La rivoluzione dei papà che nessuno vi racconta

E’ tempo di padri, è tempo di sbattere il papà in prima pagina.

Ho visto giornalisti appostarsi fuori scuola la mattina per intervistare i papà che accompagnano i figli, ho visto fotografi d’assalto intrufolarsi in casa per immortalare un padre alle prese con il carico di una lavastoviglie o di una lavatrice, ho visto inviati intervistare in diretta padri all’uscita del supermercato per chiedere cosa comprasse un uomo, ho visto collegamenti radiofonici dalla sala d’attesa del pediatra per mettere alla prova i padri sulla lettura della ricetta, ho visto esperti dibattere sul numero delle ore sufficienti che un papà deve trascorrere con i figli per potersi definire tale e poi ho sentito gli stessi dibattere sul famoso discorso della qualità e non della quantità.

Insomma per tutti questi professionisti dell’informazione la rivoluzione dei padri va descritta attraverso le loro azioni. Sono queste che si vedono, che sono tangibili, che possono essere mostrate in tv o in un servizio fotografico.

A questo punto la giornata tipo di un papà attivo, partecipe e presente in casa diventa una cosa da filmare, da condividere, da far sapere. Non so di chi sia la colpa, se di chi fa informazione, di chi guarda con la voglia di spiare la vita dell’altro o degli uomini che si prestano dimenticando pure che qualsiasi cosa facciano in casa sicuramente non sarà fatta secondo gli sta
ndard mondiali della madre regina.

E come se non bastasse i titoli di questi grandi pezzi di informazione sono una cosa tipo “E’ l’ora dei padri materni”, “Il mammo 2.0”, “Padri poco virili?” “Papà e la guerra degli elettrodomestici”.

Ora non voglio certo dire che i padri sanno ad occhi chiusi quale sia il programma della lavatrice per le lenzuola oppure che in casa si dividono le cose da fare al 50%, ma sicuramente posso dire che c’è una rivoluzione in atto che li vede protagonisti rispetto alla famiglia.
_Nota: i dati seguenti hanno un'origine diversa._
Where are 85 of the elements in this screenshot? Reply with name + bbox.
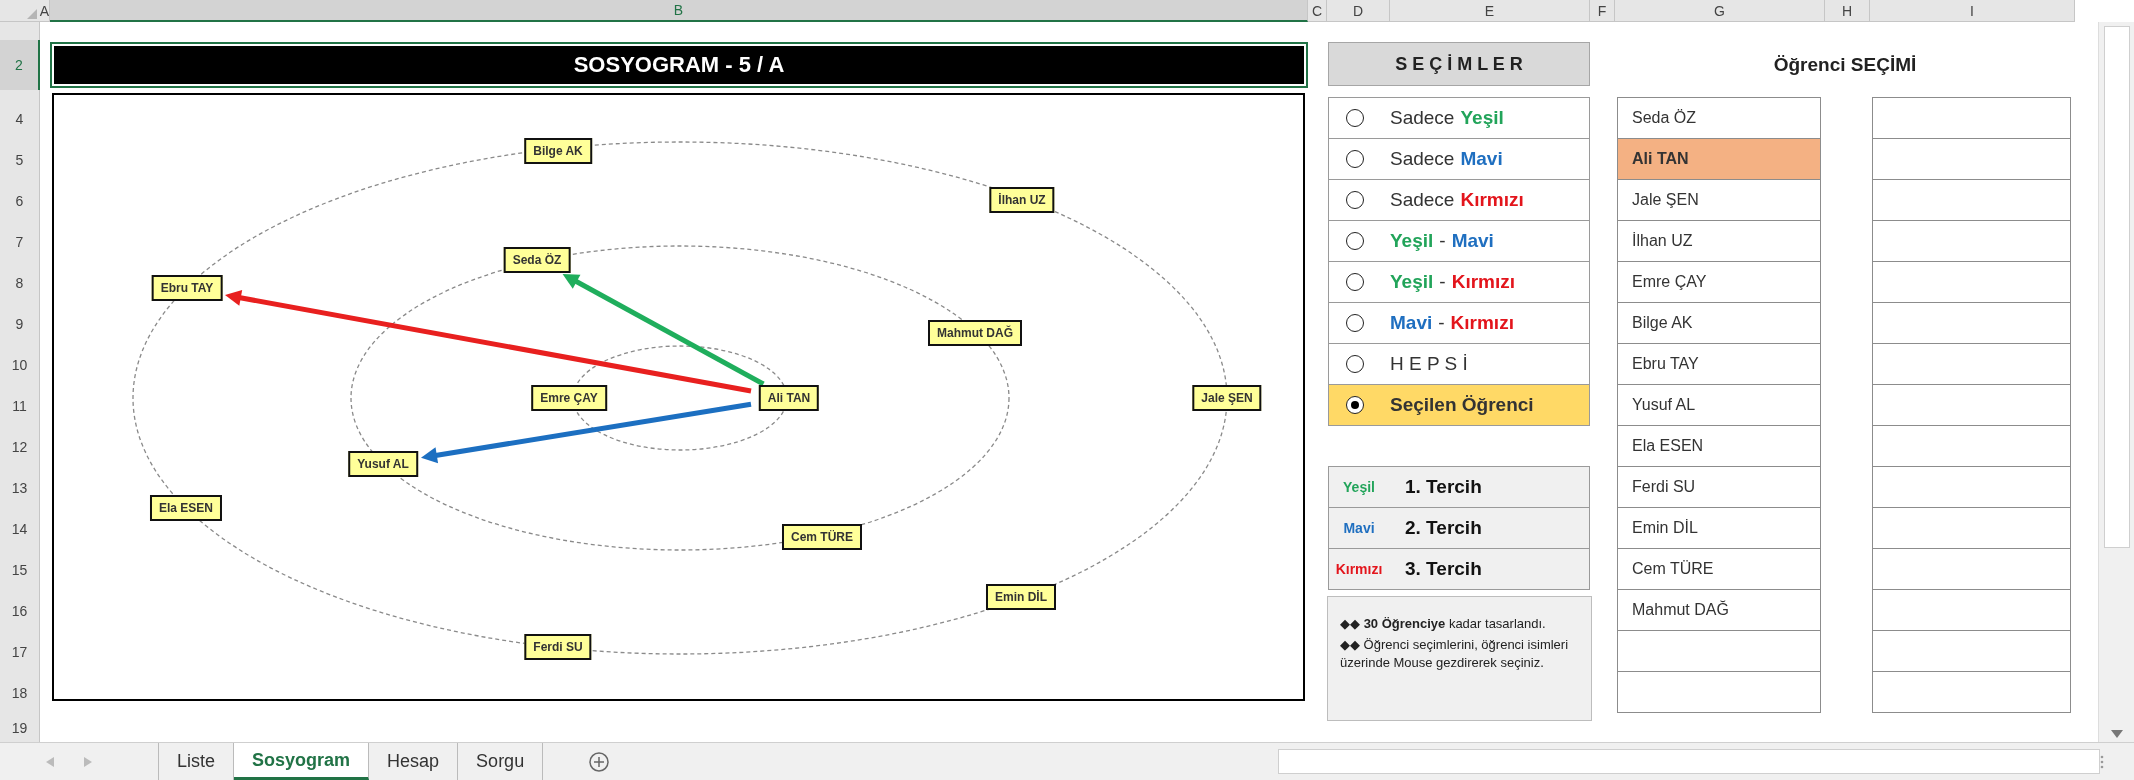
legend-text: 2. Tercih [1405,517,1482,539]
choice-option[interactable]: Yeşil - Kırmızı [1328,261,1590,303]
column-header[interactable]: C [1308,0,1327,22]
row-header[interactable]: 10 [0,344,40,385]
row-header[interactable]: 7 [0,221,40,262]
sheet-tab[interactable]: Sorgu [458,743,544,780]
row-header[interactable]: 8 [0,262,40,303]
column-header[interactable]: D [1327,0,1390,22]
student-cell[interactable]: Yusuf AL [1617,384,1821,426]
student-cell[interactable]: Ferdi SU [1617,466,1821,508]
student-cell[interactable]: Ebru TAY [1617,343,1821,385]
radio-button[interactable] [1346,314,1364,332]
student-cell[interactable]: Bilge AK [1617,302,1821,344]
student-selection-title: Öğrenci SEÇİMİ [1772,53,1918,77]
student-node: Ali TAN [758,385,820,411]
student-node: Ferdi SU [524,634,592,660]
student-node: İlhan UZ [989,187,1055,213]
radio-button[interactable] [1346,396,1364,414]
student-cell[interactable]: Jale ŞEN [1617,179,1821,221]
student-cell[interactable]: Ali TAN [1617,138,1821,180]
add-sheet-icon[interactable] [589,752,610,772]
student-node: Mahmut DAĞ [928,320,1022,346]
row-header[interactable]: 6 [0,180,40,221]
column-header[interactable]: I [1870,0,2075,22]
row-header[interactable]: 4 [0,98,40,139]
choice-option[interactable]: Mavi - Kırmızı [1328,302,1590,344]
student-node: Ebru TAY [151,275,223,301]
choice-option[interactable]: Sadece Mavi [1328,138,1590,180]
column-header[interactable]: G [1615,0,1825,22]
row-header[interactable]: 16 [0,590,40,631]
scroll-down-icon[interactable] [2110,730,2123,738]
student-node: Bilge AK [524,138,592,164]
note-text: ◆◆ 30 Öğrenciye kadar tasarlandı. [1340,615,1547,633]
student-node: Jale ŞEN [1192,385,1262,411]
student-cell[interactable]: Mahmut DAĞ [1617,589,1821,631]
student-cell[interactable]: İlhan UZ [1617,220,1821,262]
row-header[interactable]: 18 [0,672,40,713]
choice-option[interactable]: Yeşil - Mavi [1328,220,1590,262]
student-node: Cem TÜRE [782,524,862,550]
legend-label: Yeşil [1342,479,1376,495]
column-header[interactable]: E [1390,0,1590,22]
radio-button[interactable] [1346,150,1364,168]
sheet-tab[interactable]: Sosyogram [234,743,370,780]
row-header[interactable]: 11 [0,385,40,426]
row-header[interactable]: 15 [0,549,40,590]
choice-option[interactable]: Seçilen Öğrenci [1328,384,1590,426]
student-node: Ela ESEN [150,495,222,521]
row-header[interactable]: 17 [0,631,40,672]
column-header[interactable]: H [1825,0,1870,22]
column-header[interactable]: F [1590,0,1615,22]
student-node: Emin DİL [986,584,1056,610]
choice-option[interactable]: Sadece Kırmızı [1328,179,1590,221]
student-node: Seda ÖZ [503,247,571,273]
column-header[interactable]: B [50,0,1308,22]
radio-button[interactable] [1346,355,1364,373]
row-header[interactable]: 14 [0,508,40,549]
row-header[interactable]: 9 [0,303,40,344]
student-cell[interactable]: Cem TÜRE [1617,548,1821,590]
choice-option[interactable]: H E P S İ [1328,343,1590,385]
sheet-title: SOSYOGRAM - 5 / A [54,46,1304,84]
student-cell[interactable]: Emin DİL [1617,507,1821,549]
student-node: Emre ÇAY [531,385,607,411]
radio-button[interactable] [1346,191,1364,209]
scroll-thumb[interactable] [2103,26,2130,548]
row-header[interactable]: 5 [0,139,40,180]
student-cell[interactable]: Emre ÇAY [1617,261,1821,303]
vertical-scrollbar[interactable] [2098,22,2134,742]
radio-button[interactable] [1346,232,1364,250]
note-text: ◆◆ Öğrenci seçimlerini, öğrenci isimleri üzerinde Mouse gezdirerek seçiniz. [1340,636,1570,672]
row-header[interactable]: 12 [0,426,40,467]
student-cell[interactable]: Seda ÖZ [1617,97,1821,139]
student-node: Yusuf AL [348,451,418,477]
sheet-tab[interactable]: Hesap [369,743,459,780]
radio-button[interactable] [1346,273,1364,291]
legend-text: 3. Tercih [1405,558,1482,580]
legend-text: 1. Tercih [1405,476,1482,498]
student-cell[interactable]: Ela ESEN [1617,425,1821,467]
radio-button[interactable] [1346,109,1364,127]
choices-header: S E Ç İ M L E R [1328,42,1590,86]
row-header[interactable]: 13 [0,467,40,508]
choice-option[interactable]: Sadece Yeşil [1328,97,1590,139]
row-header[interactable]: 2 [0,40,40,90]
horizontal-scrollbar[interactable] [1278,749,2100,774]
legend-label: Kırmızı [1334,561,1384,577]
legend-label: Mavi [1342,520,1376,536]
Sia chiaro non parlo di quei padri che per fare i fighi e i moderni si vestono come i figli avendo 30 anni di differenza oppure di quelli che pensano che essere amico e confidente dei figli sia il segno di una rivoluzione perché i loro genitori non lo facevano.
Il cambiamento parte dalle parole, dal linguaggio che si usa per manifestare le proprie emozioni.

Oggi i padri condividono sentimenti, parlano delle loro paure, piangono di gioia, educano senza ammonire, chiedono perdono, spiegano quello che accade in casa e fuori casa, partecipano alle scelte, si confrontano, ma la cosa straordinaria è che tutto questo lo raccontano al mondo mentre svolgono azioni quotidiane. La rivoluzione è che questo racconto non avviene più solo ad opera di pochi attraverso romanzi, saggi, film, poesie, canzoni e opere teatrali, ma da parte di tutti.

Nei bar, sulle chat, il sabato sera, sui blog, per strada e anche al supermercato gli uomini raccontano le loro avventure familiari, le loro emozioni contrastanti, le loro preoccupazioni e le loro gioie. E poiché questa cosa fin a qualche tempo fa era una prerogativa delle donne allora si ha il diritto di chiamare un papà “mammo”, come se fosse una concessione che le donne ci hanno fatto. Credo che le mamme non siano d’accordo, anzi qualcuna obietta pure (a profonda ragione) che come al solito ci abbiamo impiegato un bel po’ di tempo.

Non è facile indagare il profondo di un uomo, ancora più difficile è spettacolarizzarlo, a quel punto non puoi che aspettarlo fuori al supermercato per mostrare a tutto il mondo, come se fosse uno scoop, cosa c’è nella sua sacca della spesa o per farti aprire le porte di casa e farti mostrarti come si stende una lavatrice di intimo.